There Is Hope
I joined Invictus Vol II as a last chance. I tried to be involved with student media on campus but never felt that it was the right fit. I mentioned this to my friend Kyle Hovanec last spring and he suggested I join the group. I had already had Brad for a few classes and knew he would kick this hippie into gear, something I desperately needed.
Little did I know what exactly I would learn. In the very first meeting Brad pried out of me a story I didn’t want anyone to know, that I had been dealing with depression and intense anger for almost a year. I brought this on myself, of course, by telling a guy friend that I had feelings for him and after a month of prayer he relayed that those feelings weren’t reciprocated.
The group was really pushing for me to tell this story but deep inside of me there was a battle rising. One minute I desired to tell the story and the next minute I didn’t. The battle continued for about a month before I had to ask for Nathan’s advice.
Nathan is my dearest friend and writing comrade. He is ridiculously trustworthy, honest and thoughtful. Thus, I take his advice very seriously. I told him about the agony going on inside of me with the story. He listened patiently and when I was done he said, “I wouldn’t write it. It doesn’t seem like the right time for you to right it”.
Nathan knew I was tormenting myself and that I wanted to write the story that everyone else wanted me to write. Right then, I knew I had to scrap everything I had worked on.
This was the biggest moment for me so far, figuring out how to write what I actually needed to write. It’s not about me writing what I think is the most interesting story. It’s about what needs to be written. This can be difficult to figure out but you just have to go with your gut. Sometimes you have to scrap every single thing you’ve written for the past two months but that’s okay. It’s about the journey and pushing yourself to get back to that keyboard and start writing again.
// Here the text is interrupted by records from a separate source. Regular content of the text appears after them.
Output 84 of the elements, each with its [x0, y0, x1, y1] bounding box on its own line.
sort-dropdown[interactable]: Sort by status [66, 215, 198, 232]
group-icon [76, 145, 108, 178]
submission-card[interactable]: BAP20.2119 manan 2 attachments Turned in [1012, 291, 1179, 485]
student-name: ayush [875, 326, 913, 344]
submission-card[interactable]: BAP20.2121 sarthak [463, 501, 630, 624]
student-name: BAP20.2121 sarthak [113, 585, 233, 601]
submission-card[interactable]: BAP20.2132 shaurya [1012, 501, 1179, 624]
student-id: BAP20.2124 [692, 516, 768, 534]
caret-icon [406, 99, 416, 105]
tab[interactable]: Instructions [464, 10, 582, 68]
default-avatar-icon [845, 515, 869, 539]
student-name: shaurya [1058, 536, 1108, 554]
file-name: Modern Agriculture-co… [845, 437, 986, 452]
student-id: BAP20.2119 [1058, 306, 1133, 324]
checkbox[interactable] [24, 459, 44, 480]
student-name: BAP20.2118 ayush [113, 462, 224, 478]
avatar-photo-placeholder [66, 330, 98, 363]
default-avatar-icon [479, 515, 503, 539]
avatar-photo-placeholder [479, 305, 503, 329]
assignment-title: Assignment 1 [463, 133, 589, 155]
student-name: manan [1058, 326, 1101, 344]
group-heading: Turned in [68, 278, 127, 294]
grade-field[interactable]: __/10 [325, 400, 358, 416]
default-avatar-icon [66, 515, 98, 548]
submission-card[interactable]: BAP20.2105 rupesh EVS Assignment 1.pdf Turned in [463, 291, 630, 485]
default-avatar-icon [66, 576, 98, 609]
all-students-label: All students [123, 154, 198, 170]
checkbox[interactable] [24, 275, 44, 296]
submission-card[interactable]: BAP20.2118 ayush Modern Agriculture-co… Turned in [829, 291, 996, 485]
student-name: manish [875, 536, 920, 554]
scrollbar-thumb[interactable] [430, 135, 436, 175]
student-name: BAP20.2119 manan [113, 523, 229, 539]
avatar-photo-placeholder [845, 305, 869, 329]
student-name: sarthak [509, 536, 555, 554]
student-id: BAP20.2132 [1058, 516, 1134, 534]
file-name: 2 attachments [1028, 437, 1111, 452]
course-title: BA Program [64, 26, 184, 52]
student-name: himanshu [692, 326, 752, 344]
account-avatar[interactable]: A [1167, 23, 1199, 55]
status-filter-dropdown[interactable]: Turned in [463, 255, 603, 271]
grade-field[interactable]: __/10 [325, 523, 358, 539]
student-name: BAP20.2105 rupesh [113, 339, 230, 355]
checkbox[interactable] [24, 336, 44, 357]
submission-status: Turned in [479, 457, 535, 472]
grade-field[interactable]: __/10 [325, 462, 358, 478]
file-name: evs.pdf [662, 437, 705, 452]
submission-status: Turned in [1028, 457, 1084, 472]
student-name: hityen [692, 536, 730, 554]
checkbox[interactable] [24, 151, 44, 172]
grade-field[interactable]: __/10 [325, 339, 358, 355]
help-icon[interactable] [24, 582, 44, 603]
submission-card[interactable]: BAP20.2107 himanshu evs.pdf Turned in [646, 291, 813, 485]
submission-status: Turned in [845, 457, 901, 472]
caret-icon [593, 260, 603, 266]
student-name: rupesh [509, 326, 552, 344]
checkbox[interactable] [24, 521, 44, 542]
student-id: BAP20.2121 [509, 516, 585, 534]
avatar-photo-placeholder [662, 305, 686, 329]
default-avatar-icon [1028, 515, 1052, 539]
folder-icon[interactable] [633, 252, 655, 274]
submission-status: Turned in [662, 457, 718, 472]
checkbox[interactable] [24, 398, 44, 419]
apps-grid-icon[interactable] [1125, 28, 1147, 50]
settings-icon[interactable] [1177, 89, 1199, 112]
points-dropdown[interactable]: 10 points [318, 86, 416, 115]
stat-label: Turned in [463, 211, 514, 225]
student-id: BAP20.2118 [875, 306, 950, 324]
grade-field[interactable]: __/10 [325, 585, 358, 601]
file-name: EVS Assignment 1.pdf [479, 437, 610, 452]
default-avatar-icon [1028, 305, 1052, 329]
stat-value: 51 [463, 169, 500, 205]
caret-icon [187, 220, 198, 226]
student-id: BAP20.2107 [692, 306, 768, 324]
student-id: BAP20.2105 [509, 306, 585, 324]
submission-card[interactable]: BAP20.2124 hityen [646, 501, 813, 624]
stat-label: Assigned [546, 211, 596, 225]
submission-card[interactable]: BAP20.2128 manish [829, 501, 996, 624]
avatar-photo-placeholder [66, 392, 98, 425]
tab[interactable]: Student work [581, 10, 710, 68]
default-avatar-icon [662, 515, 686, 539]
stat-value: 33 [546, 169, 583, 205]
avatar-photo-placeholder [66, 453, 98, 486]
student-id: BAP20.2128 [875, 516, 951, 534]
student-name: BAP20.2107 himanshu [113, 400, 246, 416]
For the first time I can say that I’m being brave in my writing. That doesn’t make it easy though. It’s tough to open up. Some of the things that I went through are downright embarrassing. It’s tough to share my thoughts and actions with people I don’t know. In some ways though, that’s what my motivation is.
After all, that’s what writing is about. It’s about starting somewhere. It’s baring what’s real and honest. It’s about sharing those difficult moments that others can relate to.
Speaking of relate… I found this video about two weeks ago and can totally relate to this kid, my biggest motivation so far for the story I’m now writing. I want to write this story for him and all of those who continue to be in a similar situation. You are not alone. There is hope.